True. I’m human. It happens to everyone. I understand this. But this is not the impression I’m trying to leave with this guy--the fact that I'm not really into him matters not. There's NO way that I was about to tell the dude I what's really going on. Such revelations are reserved only for immediate family members and really, REALLY close friends/significant others, and even then, it's on a need to know basis.

So what did I do? I grabbed my purse, made up an excuse about being sleepy, said good-bye and hightailed it out of the theater and back into the bathroom. Before leaving, I sent him a text saying that I’d had a great time, but was really sleepy and was headed home.

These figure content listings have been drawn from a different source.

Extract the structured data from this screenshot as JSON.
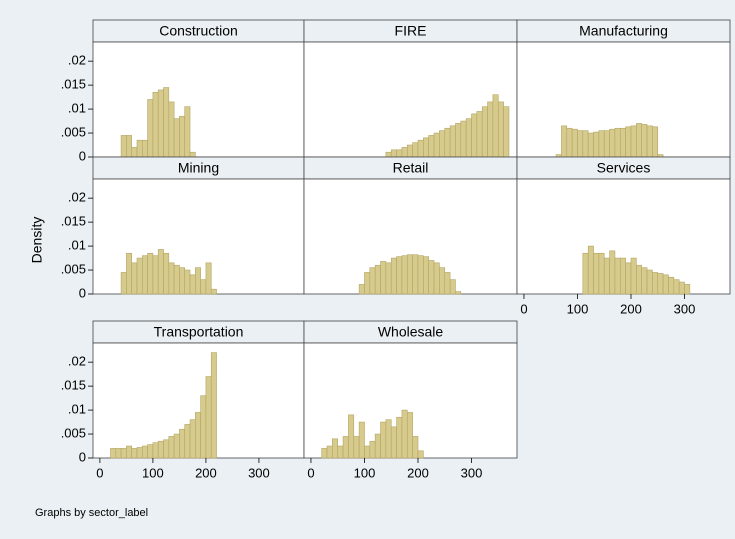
{
  "chart_data": {
    "type": "histogram",
    "ylabel": "Density",
    "note": "Graphs by sector_label",
    "color": "#d6ca8c",
    "xlim": [
      -13,
      385
    ],
    "ylim": [
      0,
      0.024
    ],
    "xticks": [
      0,
      100,
      200,
      300
    ],
    "yticks": [
      0,
      {
        "value": 0.005,
        "label": ".005"
      },
      {
        "value": 0.01,
        "label": ".01"
      },
      {
        "value": 0.015,
        "label": ".015"
      },
      {
        "value": 0.02,
        "label": ".02"
      }
    ],
    "panels": [
      {
        "title": "Construction",
        "bins": [
          40,
          50,
          60,
          70,
          80,
          90,
          100,
          110,
          120,
          130,
          140,
          150,
          160,
          170,
          180
        ],
        "values": [
          0.0045,
          0.0045,
          0.002,
          0.0035,
          0.0035,
          0.012,
          0.0135,
          0.014,
          0.0145,
          0.0115,
          0.008,
          0.0085,
          0.0105,
          0.001
        ]
      },
      {
        "title": "FIRE",
        "bins": [
          140,
          150,
          160,
          170,
          180,
          190,
          200,
          210,
          220,
          230,
          240,
          250,
          260,
          270,
          280,
          290,
          300,
          310,
          320,
          330,
          340,
          350,
          360,
          370
        ],
        "values": [
          0.001,
          0.0015,
          0.0015,
          0.002,
          0.0025,
          0.003,
          0.0035,
          0.004,
          0.0045,
          0.005,
          0.0055,
          0.006,
          0.0065,
          0.007,
          0.0075,
          0.008,
          0.009,
          0.0095,
          0.0105,
          0.0115,
          0.013,
          0.0115,
          0.0105
        ]
      },
      {
        "title": "Manufacturing",
        "bins": [
          60,
          70,
          80,
          90,
          100,
          110,
          120,
          130,
          140,
          150,
          160,
          170,
          180,
          190,
          200,
          210,
          220,
          230,
          240,
          250,
          260
        ],
        "values": [
          0.0005,
          0.0065,
          0.006,
          0.0058,
          0.0055,
          0.0055,
          0.005,
          0.0052,
          0.0055,
          0.0055,
          0.0058,
          0.006,
          0.006,
          0.0063,
          0.0065,
          0.007,
          0.0068,
          0.0065,
          0.0063,
          0.0005
        ]
      },
      {
        "title": "Mining",
        "bins": [
          40,
          50,
          60,
          70,
          80,
          90,
          100,
          110,
          120,
          130,
          140,
          150,
          160,
          170,
          180,
          190,
          200,
          210,
          220
        ],
        "values": [
          0.0045,
          0.0085,
          0.0065,
          0.0075,
          0.008,
          0.0085,
          0.008,
          0.0093,
          0.0085,
          0.0065,
          0.006,
          0.0055,
          0.005,
          0.004,
          0.0055,
          0.003,
          0.0065,
          0.001
        ]
      },
      {
        "title": "Retail",
        "bins": [
          90,
          100,
          110,
          120,
          130,
          140,
          150,
          160,
          170,
          180,
          190,
          200,
          210,
          220,
          230,
          240,
          250,
          260,
          270,
          280
        ],
        "values": [
          0.002,
          0.0045,
          0.0055,
          0.006,
          0.0068,
          0.0065,
          0.0075,
          0.0078,
          0.008,
          0.0082,
          0.0082,
          0.008,
          0.0078,
          0.007,
          0.0065,
          0.0055,
          0.0045,
          0.003,
          0.0005
        ]
      },
      {
        "title": "Services",
        "bins": [
          110,
          120,
          130,
          140,
          150,
          160,
          170,
          180,
          190,
          200,
          210,
          220,
          230,
          240,
          250,
          260,
          270,
          280,
          290,
          300,
          310
        ],
        "values": [
          0.0085,
          0.01,
          0.0085,
          0.0085,
          0.0075,
          0.009,
          0.0075,
          0.0075,
          0.0065,
          0.0075,
          0.006,
          0.0055,
          0.005,
          0.0045,
          0.0043,
          0.004,
          0.0035,
          0.003,
          0.0025,
          0.002
        ]
      },
      {
        "title": "Transportation",
        "bins": [
          20,
          30,
          40,
          50,
          60,
          70,
          80,
          90,
          100,
          110,
          120,
          130,
          140,
          150,
          160,
          170,
          180,
          190,
          200,
          210,
          220
        ],
        "values": [
          0.002,
          0.002,
          0.002,
          0.0025,
          0.002,
          0.0022,
          0.0025,
          0.0028,
          0.0032,
          0.0035,
          0.0038,
          0.0045,
          0.005,
          0.006,
          0.007,
          0.008,
          0.0095,
          0.013,
          0.017,
          0.022
        ]
      },
      {
        "title": "Wholesale",
        "bins": [
          20,
          30,
          40,
          50,
          60,
          70,
          80,
          90,
          100,
          110,
          120,
          130,
          140,
          150,
          160,
          170,
          180,
          190,
          200,
          210
        ],
        "values": [
          0.002,
          0.0025,
          0.004,
          0.0025,
          0.0045,
          0.009,
          0.0045,
          0.0075,
          0.0025,
          0.0035,
          0.005,
          0.0075,
          0.008,
          0.0065,
          0.0085,
          0.01,
          0.0095,
          0.0045,
          0.0015
        ]
      }
    ]
  }
}
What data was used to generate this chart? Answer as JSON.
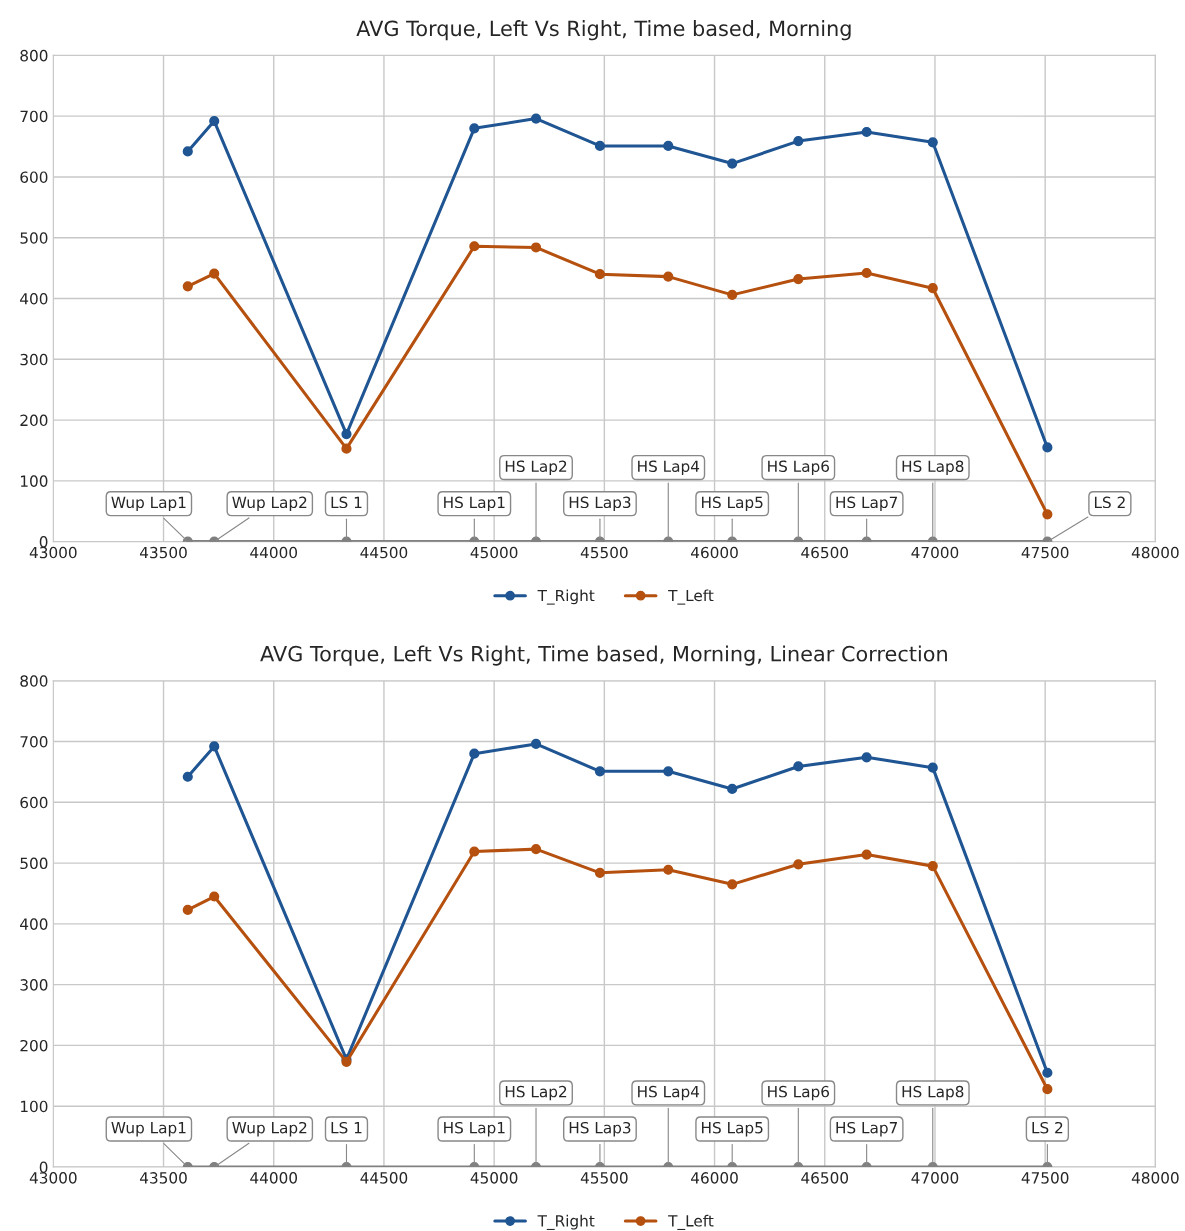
{
  "chart_data": [
    {
      "type": "line",
      "title": "AVG Torque, Left Vs Right, Time based, Morning",
      "x": [
        43610,
        43730,
        44330,
        44910,
        45190,
        45480,
        45790,
        46080,
        46380,
        46690,
        46990,
        47510
      ],
      "series": [
        {
          "name": "T_Right",
          "color": "#1f5592",
          "values": [
            642,
            692,
            177,
            680,
            696,
            651,
            651,
            622,
            659,
            674,
            657,
            155
          ]
        },
        {
          "name": "T_Left",
          "color": "#b5500f",
          "values": [
            420,
            441,
            153,
            486,
            484,
            440,
            436,
            406,
            432,
            442,
            417,
            45
          ]
        },
        {
          "color": "#808080",
          "values": [
            0,
            0,
            0,
            0,
            0,
            0,
            0,
            0,
            0,
            0,
            0,
            0
          ]
        }
      ],
      "annotations": [
        {
          "text": "Wup Lap1",
          "x": 43610,
          "y": 0
        },
        {
          "text": "Wup Lap2",
          "x": 43730,
          "y": 0
        },
        {
          "text": "LS 1",
          "x": 44330,
          "y": 0
        },
        {
          "text": "HS Lap1",
          "x": 44910,
          "y": 0
        },
        {
          "text": "HS Lap2",
          "x": 45190,
          "y": 0
        },
        {
          "text": "HS Lap3",
          "x": 45480,
          "y": 0
        },
        {
          "text": "HS Lap4",
          "x": 45790,
          "y": 0
        },
        {
          "text": "HS Lap5",
          "x": 46080,
          "y": 0
        },
        {
          "text": "HS Lap6",
          "x": 46380,
          "y": 0
        },
        {
          "text": "HS Lap7",
          "x": 46690,
          "y": 0
        },
        {
          "text": "HS Lap8",
          "x": 46990,
          "y": 0
        },
        {
          "text": "LS 2",
          "x": 47510,
          "y": 0
        }
      ],
      "xlim": [
        43000,
        48000
      ],
      "xticks": [
        43000,
        43500,
        44000,
        44500,
        45000,
        45500,
        46000,
        46500,
        47000,
        47500,
        48000
      ],
      "ylim": [
        0,
        800
      ],
      "yticks": [
        0,
        100,
        200,
        300,
        400,
        500,
        600,
        700,
        800
      ],
      "grid": true,
      "legend": "bottom",
      "marker": "circle",
      "line_style": "solid"
    },
    {
      "type": "line",
      "title": "AVG Torque, Left Vs Right, Time based, Morning, Linear Correction",
      "x": [
        43610,
        43730,
        44330,
        44910,
        45190,
        45480,
        45790,
        46080,
        46380,
        46690,
        46990,
        47510
      ],
      "series": [
        {
          "name": "T_Right",
          "color": "#1f5592",
          "values": [
            642,
            692,
            177,
            680,
            696,
            651,
            651,
            622,
            659,
            674,
            657,
            155
          ]
        },
        {
          "name": "T_Left",
          "color": "#b5500f",
          "values": [
            423,
            445,
            173,
            519,
            523,
            484,
            489,
            465,
            498,
            514,
            495,
            128
          ]
        },
        {
          "color": "#808080",
          "values": [
            0,
            0,
            0,
            0,
            0,
            0,
            0,
            0,
            0,
            0,
            0,
            0
          ]
        }
      ],
      "annotations": [
        {
          "text": "Wup Lap1",
          "x": 43610,
          "y": 0
        },
        {
          "text": "Wup Lap2",
          "x": 43730,
          "y": 0
        },
        {
          "text": "LS 1",
          "x": 44330,
          "y": 0
        },
        {
          "text": "HS Lap1",
          "x": 44910,
          "y": 0
        },
        {
          "text": "HS Lap2",
          "x": 45190,
          "y": 0
        },
        {
          "text": "HS Lap3",
          "x": 45480,
          "y": 0
        },
        {
          "text": "HS Lap4",
          "x": 45790,
          "y": 0
        },
        {
          "text": "HS Lap5",
          "x": 46080,
          "y": 0
        },
        {
          "text": "HS Lap6",
          "x": 46380,
          "y": 0
        },
        {
          "text": "HS Lap7",
          "x": 46690,
          "y": 0
        },
        {
          "text": "HS Lap8",
          "x": 46990,
          "y": 0
        },
        {
          "text": "LS 2",
          "x": 47510,
          "y": 0
        }
      ],
      "xlim": [
        43000,
        48000
      ],
      "xticks": [
        43000,
        43500,
        44000,
        44500,
        45000,
        45500,
        46000,
        46500,
        47000,
        47500,
        48000
      ],
      "ylim": [
        0,
        800
      ],
      "yticks": [
        0,
        100,
        200,
        300,
        400,
        500,
        600,
        700,
        800
      ],
      "grid": true,
      "legend": "bottom",
      "marker": "circle",
      "line_style": "solid"
    }
  ]
}
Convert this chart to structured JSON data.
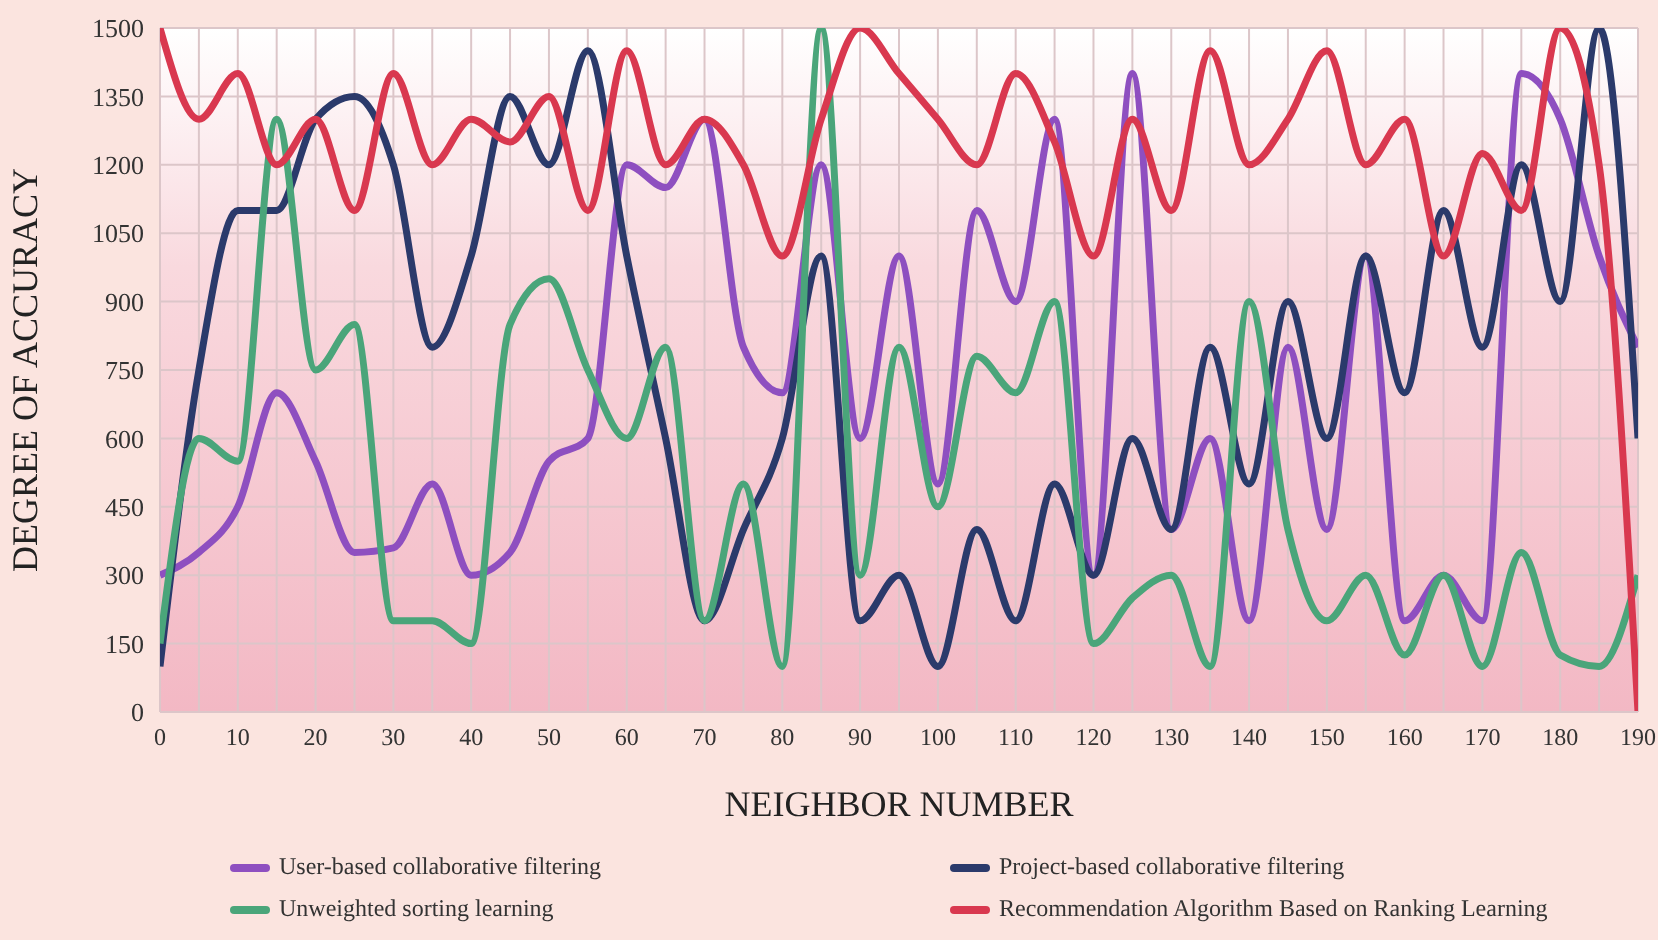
{
  "chart_data": {
    "type": "line",
    "xlabel": "NEIGHBOR NUMBER",
    "ylabel": "DEGREE OF ACCURACY",
    "x": [
      0,
      5,
      10,
      15,
      20,
      25,
      30,
      35,
      40,
      45,
      50,
      55,
      60,
      65,
      70,
      75,
      80,
      85,
      90,
      95,
      100,
      105,
      110,
      115,
      120,
      125,
      130,
      135,
      140,
      145,
      150,
      155,
      160,
      165,
      170,
      175,
      180,
      185,
      190
    ],
    "series": [
      {
        "name": "User-based collaborative filtering",
        "color": "#8e4fc0",
        "values": [
          300,
          350,
          450,
          700,
          550,
          350,
          360,
          500,
          300,
          350,
          550,
          600,
          1200,
          1150,
          1300,
          800,
          700,
          1200,
          600,
          1000,
          500,
          1100,
          900,
          1300,
          300,
          1400,
          400,
          600,
          200,
          800,
          400,
          1000,
          200,
          300,
          200,
          1400,
          1300,
          1000,
          800
        ]
      },
      {
        "name": "Project-based collaborative filtering",
        "color": "#2b3a6b",
        "values": [
          100,
          750,
          1100,
          1100,
          1300,
          1350,
          1200,
          800,
          1000,
          1350,
          1200,
          1450,
          1000,
          600,
          200,
          400,
          600,
          1000,
          200,
          300,
          100,
          400,
          200,
          500,
          300,
          600,
          400,
          800,
          500,
          900,
          600,
          1000,
          700,
          1100,
          800,
          1200,
          900,
          1500,
          600
        ]
      },
      {
        "name": "Unweighted sorting learning",
        "color": "#4aa57a",
        "values": [
          150,
          600,
          550,
          1300,
          750,
          850,
          200,
          200,
          150,
          850,
          950,
          750,
          600,
          800,
          200,
          500,
          100,
          1500,
          300,
          800,
          450,
          780,
          700,
          900,
          150,
          250,
          300,
          100,
          900,
          400,
          200,
          300,
          125,
          300,
          100,
          350,
          125,
          100,
          300
        ]
      },
      {
        "name": "Recommendation Algorithm Based on Ranking Learning",
        "color": "#d9384f",
        "values": [
          1500,
          1300,
          1400,
          1200,
          1300,
          1100,
          1400,
          1200,
          1300,
          1250,
          1350,
          1100,
          1450,
          1200,
          1300,
          1200,
          1000,
          1300,
          1500,
          1400,
          1300,
          1200,
          1400,
          1250,
          1000,
          1300,
          1100,
          1450,
          1200,
          1300,
          1450,
          1200,
          1300,
          1000,
          1225,
          1100,
          1500,
          1200,
          0
        ]
      }
    ],
    "xlim": [
      0,
      190
    ],
    "xticks": [
      0,
      {
        "value": 5,
        "label": null
      },
      10,
      {
        "value": 15,
        "label": null
      },
      20,
      {
        "value": 25,
        "label": null
      },
      30,
      {
        "value": 35,
        "label": null
      },
      40,
      {
        "value": 45,
        "label": null
      },
      50,
      {
        "value": 55,
        "label": null
      },
      60,
      {
        "value": 65,
        "label": null
      },
      70,
      {
        "value": 75,
        "label": null
      },
      80,
      {
        "value": 85,
        "label": null
      },
      90,
      {
        "value": 95,
        "label": null
      },
      100,
      {
        "value": 105,
        "label": null
      },
      110,
      {
        "value": 115,
        "label": null
      },
      120,
      {
        "value": 125,
        "label": null
      },
      130,
      {
        "value": 135,
        "label": null
      },
      140,
      {
        "value": 145,
        "label": null
      },
      150,
      {
        "value": 155,
        "label": null
      },
      160,
      {
        "value": 165,
        "label": null
      },
      170,
      {
        "value": 175,
        "label": null
      },
      180,
      {
        "value": 185,
        "label": null
      },
      190
    ],
    "ylim": [
      0,
      1500
    ],
    "yticks": [
      0,
      150,
      300,
      450,
      600,
      750,
      900,
      1050,
      1200,
      1350,
      1500
    ],
    "grid": true,
    "legend": "bottom",
    "marker": "none",
    "line_style": "solid"
  }
}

Yeah, it was fucked up to leave the guy in the middle of the theater. But the way I see it, I didn’t really have any other option. Especially since if I’d gone back into the theater, I may have even have had to get up again and there would've been NO way to explain that one.

So I ignored his 15+ phone calls/texts that night ranging from pathetic inquires: “what did I do to deserve this? (“this,” apparently being deserting him in the middle of the movie theater) to calm pleas to come over to my house to discuss what happened. I also ignored the buzzer when he actually SHOWED UP at my house. Thank goodness I beat him there. (Obviously, I had to take a cab home to ensure that I arrived to the safe confines of my own bathroom swiftly and promptly).

It’s sad, because he was a perfect gentleman the whole time we dated. We could’ve enjoyed a few more weeks together before I let him know that I wasn’t really attracted to him and was relegating him to the friend zone.Plus, I’m sure that he now thinks of me as the nutty bitch with poor interpersonal skills who just up and left him in the movie theater.
But I prefer that to him actually knowing the truth. Because that’s sooo not classy. And way too nasty. Even for me.